The story of The Envelope Manufacturer came about a long time ago in the mid-1990s, when I was ordering envelopes for Drawn & Quarterly. At one point, one of our suppliers was a company run by this older gentleman and the company itself seemed to have been more successful years earlier, but by that point it was on its last legs. This older fellow seemed to be the only employee left - he was even doing the deliveries himself. I thought, "Who is this guy? How did he get to this point?" So I started to imagine what his life was like, how his business got to that point and where it was going. Running a small business myself, I was able to empathize with a lot of what I assumed he was going through.

In the past, I've had trouble getting my own stuff done and it was mostly because I hardly had any time, spending 25 years working with Drawn & Quarterly and raising a family with three kids. It was a real challenge to find the time to do this book.

For The Envelope Manufacturer I was able to carve out about a 90-minute segment in the early morning, 5:30 a.m. to 7:00 a.m., and that was enough to get the book done. It took a lot of discipline. Even though I now have more time because I stepped down as publisher, I'm still sticking to the 5:30 a.m. wake-up time because I just want to maintain that discipline. I want to get things done early in the morning and then after the kids have breakfast and go to school, I just want to feel that at least the day's still young and I've gotten something done today.

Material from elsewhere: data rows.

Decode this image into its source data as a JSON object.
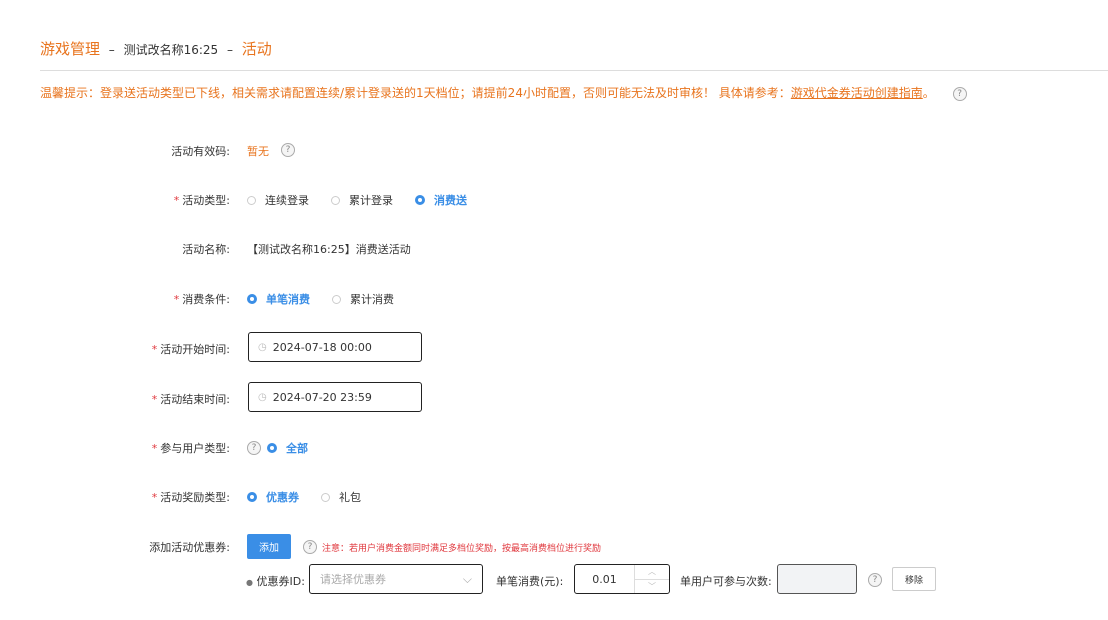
{
  "header": {
    "title": "游戏管理",
    "separator": "–",
    "game_name": "测试改名称16:25",
    "section": "活动"
  },
  "tip": {
    "prefix": "温馨提示：登录送活动类型已下线，相关需求请配置连续/累计登录送的1天档位；请提前24小时配置，否则可能无法及时审核！ 具体请参考：",
    "link": "游戏代金券活动创建指南",
    "suffix": "。",
    "help_icon": "?"
  },
  "form": {
    "code": {
      "label": "活动有效码:",
      "value": "暂无",
      "help_icon": "?"
    },
    "type": {
      "required": "*",
      "label": "活动类型:",
      "options": [
        "连续登录",
        "累计登录",
        "消费送"
      ],
      "selected": "消费送"
    },
    "name": {
      "label": "活动名称:",
      "value": "【测试改名称16:25】消费送活动"
    },
    "condition": {
      "required": "*",
      "label": "消费条件:",
      "options": [
        "单笔消费",
        "累计消费"
      ],
      "selected": "单笔消费"
    },
    "start": {
      "required": "*",
      "label": "活动开始时间:",
      "value": "2024-07-18 00:00",
      "icon": "◷"
    },
    "end": {
      "required": "*",
      "label": "活动结束时间:",
      "value": "2024-07-20 23:59",
      "icon": "◷"
    },
    "user_type": {
      "required": "*",
      "label": "参与用户类型:",
      "help_icon": "?",
      "options": [
        "全部"
      ],
      "selected": "全部"
    },
    "reward_type": {
      "required": "*",
      "label": "活动奖励类型:",
      "options": [
        "优惠券",
        "礼包"
      ],
      "selected": "优惠券"
    },
    "coupon": {
      "label": "添加活动优惠券:",
      "add_button": "添加",
      "help_icon": "?",
      "note": "注意：若用户消费金额同时满足多档位奖励，按最高消费档位进行奖励",
      "bullet": "●",
      "id_label": "优惠券ID:",
      "id_placeholder": "请选择优惠券",
      "chevron": "⌵",
      "amount_label": "单笔消费(元):",
      "amount_value": "0.01",
      "step_up": "︿",
      "step_down": "﹀",
      "times_label": "单用户可参与次数:",
      "times_help_icon": "?",
      "remove_button": "移除"
    }
  }
}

I finished The Envelope Manufacturer a couple of months ago and I immediately started a second project because I wanted to make sure there was no lull. I just wanted to make sure I didn't lose any steam.

Doing comics is a lot of work. One page could be 20 hours of work. You just have to keep at it because if you look back after one month, you're not going to say "Oh wow, I did 50 pages." It's more like, "Oh great, I did seven pages of this 200-page book."

Chris Oliveros' comments have been edited and condensed.